Joy Tivy FRSE FRSGS FIB (1924-1995) was a 20th century Irish physical geographer at the University of Glasgow. She specialised in biogeography and has been credited for having helped raise the profile of biogeography as a distinct sub-discipline of geography. She published over 40 papers, books and reports and she was often asked to advise government agencies and other organisations. She was a strong advocate of the importance of field studies for providing essential skills for geography graduates. Her capacity as a teacher was as highly regarded as her research — she was known to be enthusiastic and engaging to a wide range of audiences - a medal has been created by the Royal Scottish Geographical Society in honour of her commitment to Geographical Education and Teaching.

==Life==
Joy Tivy was born in Carlow, Ireland on 24 August 1924.
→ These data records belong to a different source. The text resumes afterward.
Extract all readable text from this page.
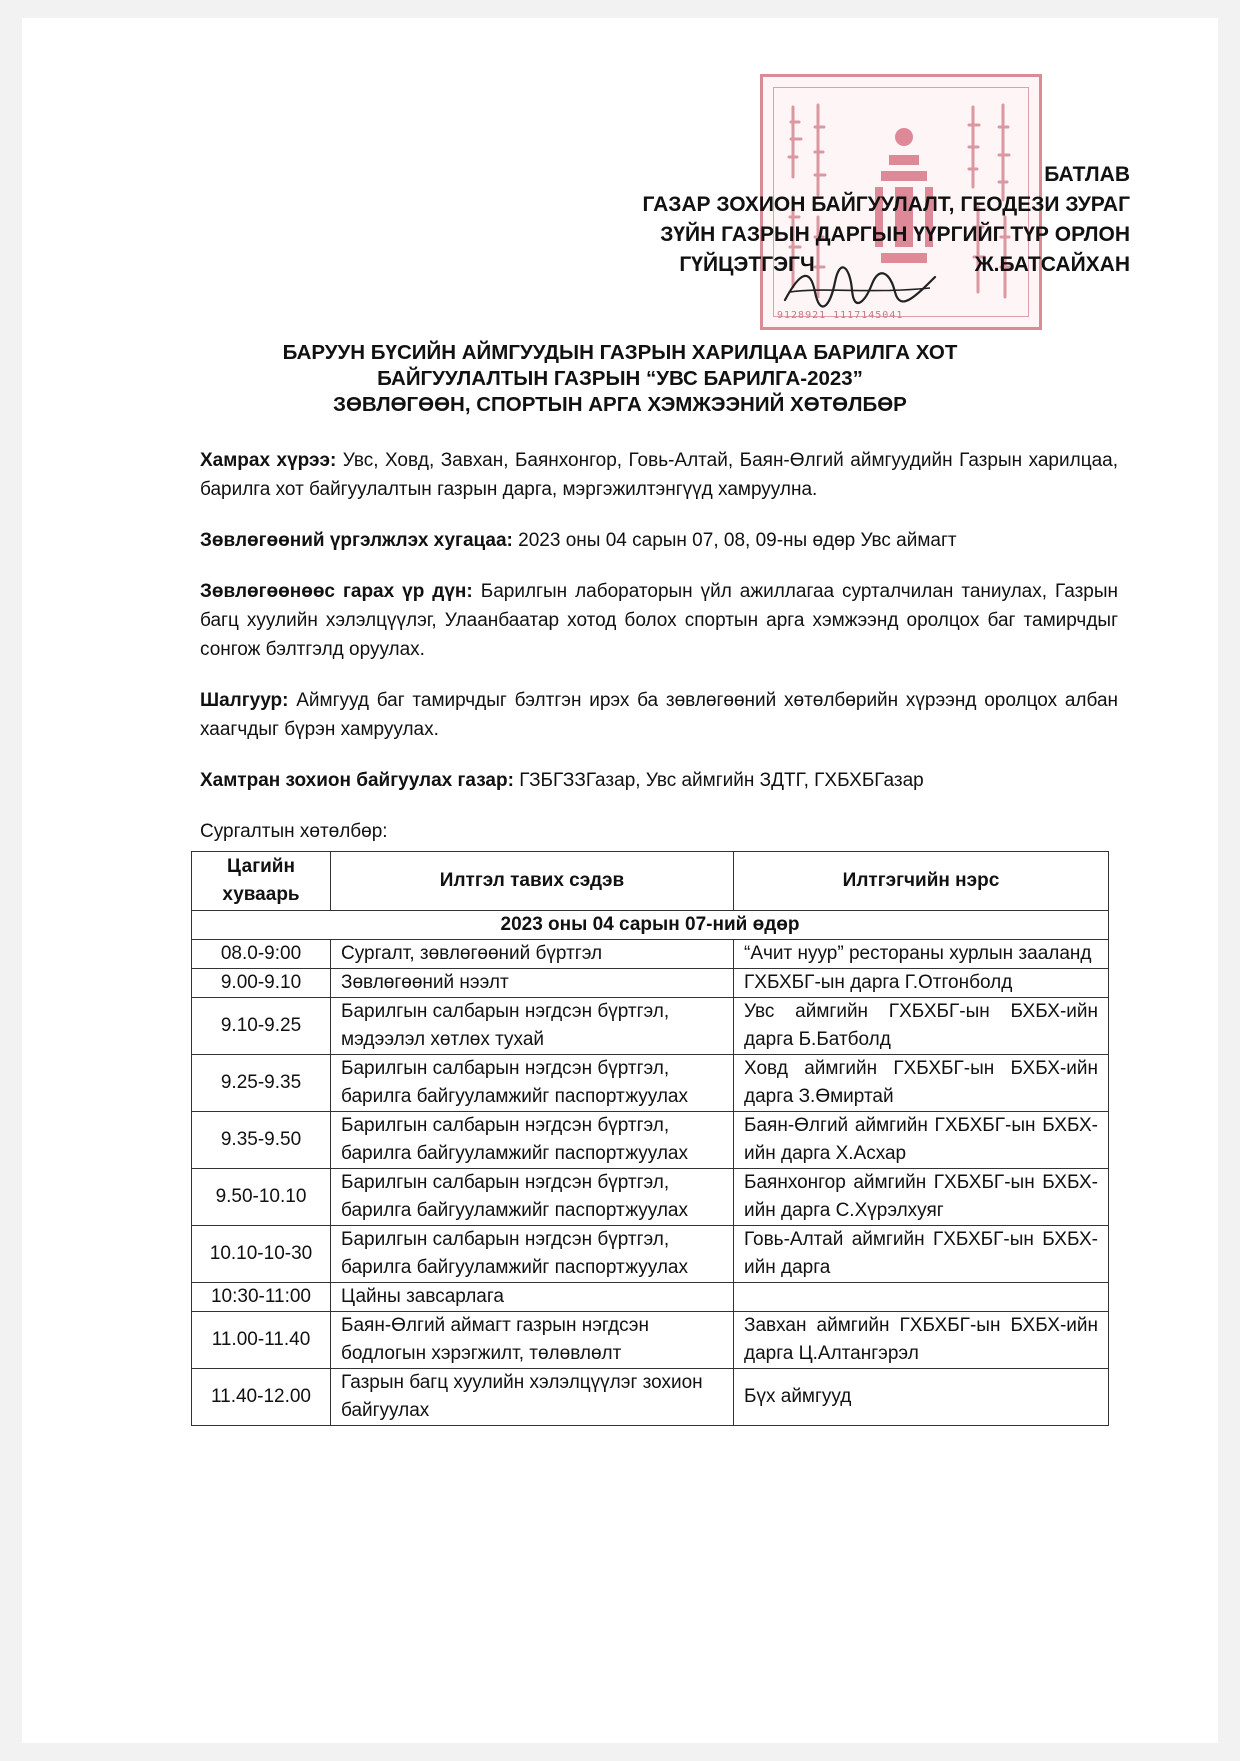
9128921 1117145041
БАТЛАВ
ГАЗАР ЗОХИОН БАЙГУУЛАЛТ, ГЕОДЕЗИ ЗУРАГ
ЗҮЙН ГАЗРЫН ДАРГЫН ҮҮРГИЙГ ТҮР ОРЛОН
ГҮЙЦЭТГЭГЧ	Ж.БАТСАЙХАН
БАРУУН БҮСИЙН АЙМГУУДЫН ГАЗРЫН ХАРИЛЦАА БАРИЛГА ХОТ
БАЙГУУЛАЛТЫН ГАЗРЫН “УВС БАРИЛГА-2023”
ЗӨВЛӨГӨӨН, СПОРТЫН АРГА ХЭМЖЭЭНИЙ ХӨТӨЛБӨР

Хамрах хүрээ: Увс, Ховд, Завхан, Баянхонгор, Говь-Алтай, Баян-Өлгий аймгуудийн Газрын харилцаа, барилга хот байгуулалтын газрын дарга, мэргэжилтэнгүүд хамруулна.

Зөвлөгөөний үргэлжлэх хугацаа: 2023 оны 04 сарын 07, 08, 09-ны өдөр Увс аймагт

Зөвлөгөөнөөс гарах үр дүн: Барилгын лабораторын үйл ажиллагаа сурталчилан таниулах, Газрын багц хуулийн хэлэлцүүлэг, Улаанбаатар хотод болох спортын арга хэмжээнд оролцох баг тамирчдыг сонгож бэлтгэлд оруулах.

Шалгуур: Аймгууд баг тамирчдыг бэлтгэн ирэх ба зөвлөгөөний хөтөлбөрийн хүрээнд оролцох албан хаагчдыг бүрэн хамруулах.

Хамтран зохион байгуулах газар: ГЗБГЗЗГазар, Увс аймгийн ЗДТГ, ГХБХБГазар

Сургалтын хөтөлбөр:

Цагийн хуваарь	Илтгэл тавих сэдэв	Илтгэгчийн нэрс
2023 оны 04 сарын 07-ний өдөр		
08.0-9:00	Сургалт, зөвлөгөөний бүртгэл	“Ачит нуур” рестораны хурлын зааланд
9.00-9.10	Зөвлөгөөний нээлт	ГХБХБГ-ын дарга Г.Отгонболд
9.10-9.25	Барилгын салбарын нэгдсэн бүртгэл, мэдээлэл хөтлөх тухай	Увс аймгийн ГХБХБГ-ын БХБХ-ийн дарга Б.Батболд
9.25-9.35	Барилгын салбарын нэгдсэн бүртгэл, барилга байгууламжийг паспортжуулах	Ховд аймгийн ГХБХБГ-ын БХБХ-ийн дарга З.Өмиртай
9.35-9.50	Барилгын салбарын нэгдсэн бүртгэл, барилга байгууламжийг паспортжуулах	Баян-Өлгий аймгийн ГХБХБГ-ын БХБХ-ийн дарга Х.Асхар
9.50-10.10	Барилгын салбарын нэгдсэн бүртгэл, барилга байгууламжийг паспортжуулах	Баянхонгор аймгийн ГХБХБГ-ын БХБХ-ийн дарга С.Хүрэлхуяг
10.10-10-30	Барилгын салбарын нэгдсэн бүртгэл, барилга байгууламжийг паспортжуулах	Говь-Алтай аймгийн ГХБХБГ-ын БХБХ-ийн дарга
10:30-11:00	Цайны завсарлага	
11.00-11.40	Баян-Өлгий аймагт газрын нэгдсэн бодлогын хэрэгжилт, төлөвлөлт	Завхан аймгийн ГХБХБГ-ын БХБХ-ийн дарга Ц.Алтангэрэл
11.40-12.00	Газрын багц хуулийн хэлэлцүүлэг зохион байгуулах	Бүх аймгууд
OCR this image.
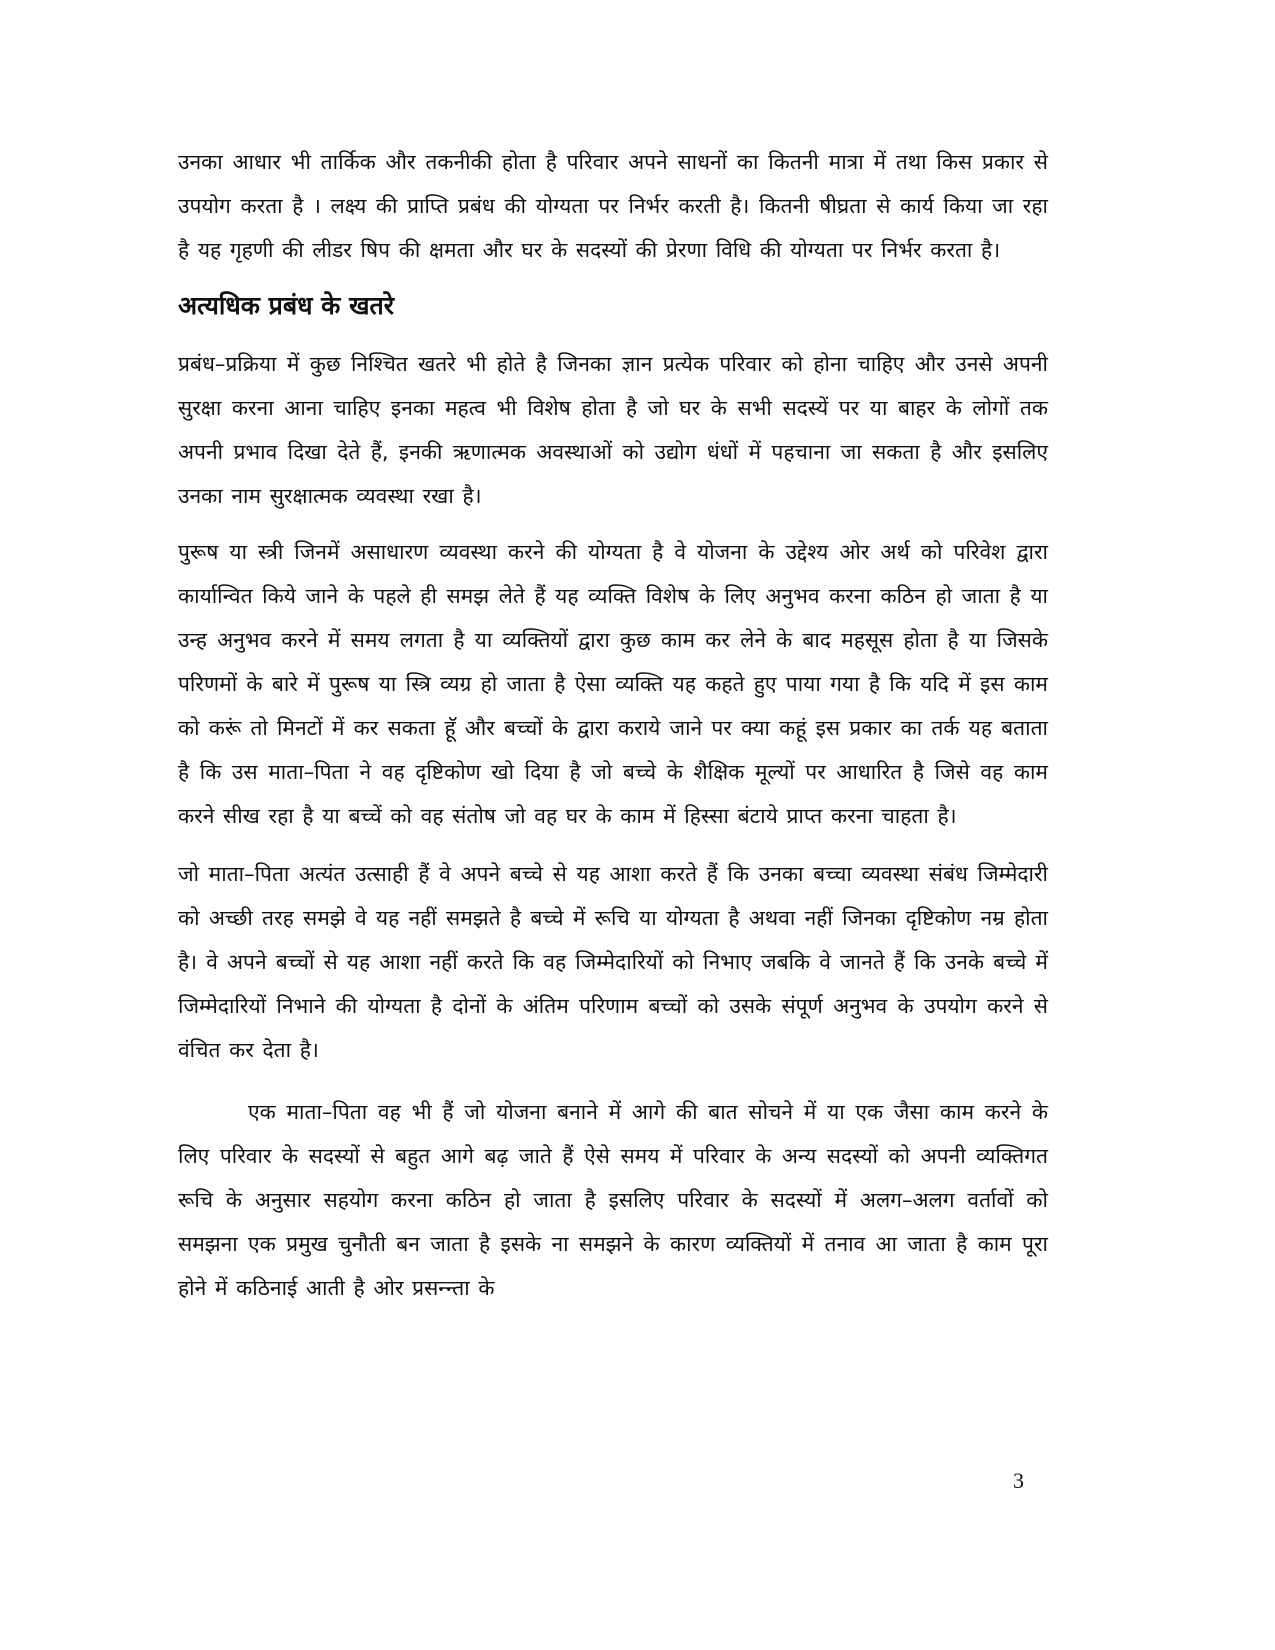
उनका आधार भी तार्किक और तकनीकी होता है परिवार अपने साधनों का कितनी मात्रा में तथा किस प्रकार से उपयोग करता है । लक्ष्य की प्राप्ति प्रबंध की योग्यता पर निर्भर करती है। कितनी षीघ्रता से कार्य किया जा रहा है यह गृहणी की लीडर षिप की क्षमता और घर के सदस्यों की प्रेरणा विधि की योग्यता पर निर्भर करता है।

अत्यधिक प्रबंध के खतरे

प्रबंध–प्रक्रिया में कुछ निश्चित खतरे भी होते है जिनका ज्ञान प्रत्येक परिवार को होना चाहिए और उनसे अपनी सुरक्षा करना आना चाहिए इनका महत्व भी विशेष होता है जो घर के सभी सदस्यें पर या बाहर के लोगों तक अपनी प्रभाव दिखा देते हैं, इनकी ऋणात्मक अवस्थाओं को उद्योग धंधों में पहचाना जा सकता है और इसलिए उनका नाम सुरक्षात्मक व्यवस्था रखा है।

पुरूष या स्त्री जिनमें असाधारण व्यवस्था करने की योग्यता है वे योजना के उद्देश्य ओर अर्थ को परिवेश द्वारा कार्यान्वित किये जाने के पहले ही समझ लेते हैं यह व्यक्ति विशेष के लिए अनुभव करना कठिन हो जाता है या उन्ह अनुभव करने में समय लगता है या व्यक्तियों द्वारा कुछ काम कर लेने के बाद महसूस होता है या जिसके परिणमों के बारे में पुरूष या स्त्रि व्यग्र हो जाता है ऐसा व्यक्ति यह कहते हुए पाया गया है कि यदि में इस काम को करूं तो मिनटों में कर सकता हूॅ और बच्चों के द्वारा कराये जाने पर क्या कहूं इस प्रकार का तर्क यह बताता है कि उस माता–पिता ने वह दृष्टिकोण खो दिया है जो बच्चे के शैक्षिक मूल्यों पर आधारित है जिसे वह काम करने सीख रहा है या बच्चें को वह संतोष जो वह घर के काम में हिस्सा बंटाये प्राप्त करना चाहता है।

जो माता–पिता अत्यंत उत्साही हैं वे अपने बच्चे से यह आशा करते हैं कि उनका बच्चा व्यवस्था संबंध जिम्मेदारी को अच्छी तरह समझे वे यह नहीं समझते है बच्चे में रूचि या योग्यता है अथवा नहीं जिनका दृष्टिकोण नम्र होता है। वे अपने बच्चों से यह आशा नहीं करते कि वह जिम्मेदारियों को निभाए जबकि वे जानते हैं कि उनके बच्चे में जिम्मेदारियों निभाने की योग्यता है दोनों के अंतिम परिणाम बच्चों को उसके संपूर्ण अनुभव के उपयोग करने से वंचित कर देता है।

एक माता–पिता वह भी हैं जो योजना बनाने में आगे की बात सोचने में या एक जैसा काम करने के लिए परिवार के सदस्यों से बहुत आगे बढ़ जाते हैं ऐसे समय में परिवार के अन्य सदस्यों को अपनी व्यक्तिगत रूचि के अनुसार सहयोग करना कठिन हो जाता है इसलिए परिवार के सदस्यों में अलग–अलग वर्तावों को समझना एक प्रमुख चुनौती बन जाता है इसके ना समझने के कारण व्यक्तियों में तनाव आ जाता है काम पूरा होने में कठिनाई आती है ओर प्रसन्न्ता के

3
She commenced studies at the University College Dublin in 1942 where she studied geography as her primary subject with botany and geology as her secondary areas. She excelled as an undergraduate most notably scoring highest in highly competitive exams in 1944, which granted her status as a Scholar. She graduated with first class honours in 1946 and after a brief period of teaching at the University of Leeds she accepted a position at the University of Edinburgh where she completed her doctorate. Her PhD thesis was entitled, A study of the effect of physical factors on the vegetation of hill grazings in selected areas of southern Scotland, p. 55. In 1956 she moved to the University of Glasgow where she stayed for the rest of her career (she retired in 1989). She was the second female to be awarded at professorship at the University of Glasgow in 1976 and was head of the Department of Geography and Topographic Science.

In 1984 she was elected a Fellow of the Royal Society of Edinburgh. Her proposers were John Lenihan, William Whigham Fletcher, Donald Michie, S. G. Checkland, Lord Cameron, and Wreford Watson. She was also elected a Fellow of the Institute of Biology (FIB).

Following retirement in 1984 she was elected a Fellow of the Royal Scottish Geographical Society (FRSGS).

She was actively involved in the Scottish Field Studies Association, with 10 years as chairperson and served as the editor of Scottish Geographical Magazine for a decade.

She died on 10 July 1995.

==Recognition==

The RSGS established the Joy Tivy Education Medal in her honour, which is awarded annually "in recognition of an outstanding contribution to geographical education".

== Publications ==
These are some of her most notable books:
- Agricultural Ecology. Tivy, Joy. 1990. Longman Scientific and Technical.
- Biogeography: A Study of Plants in the Ecosphere. Tivy, Joy. 1993. Routledge.
- Human Impact on the Ecosystem (Conceptual frameworks in geography). Tivy, Joy. O'Hare, G. 1982. Oliver & Boyd.
- The Organic Resources of Scotland. Tivy, Joy. 1973. Edinburgh: Oliver and Boyd.
- The Glasgow region: a general survey. Eds. Ronald Miller and Joy Tivy. 1958. Edinburgh: T. & A. Constable.

She has 33 papers listed on ISI Web of Science.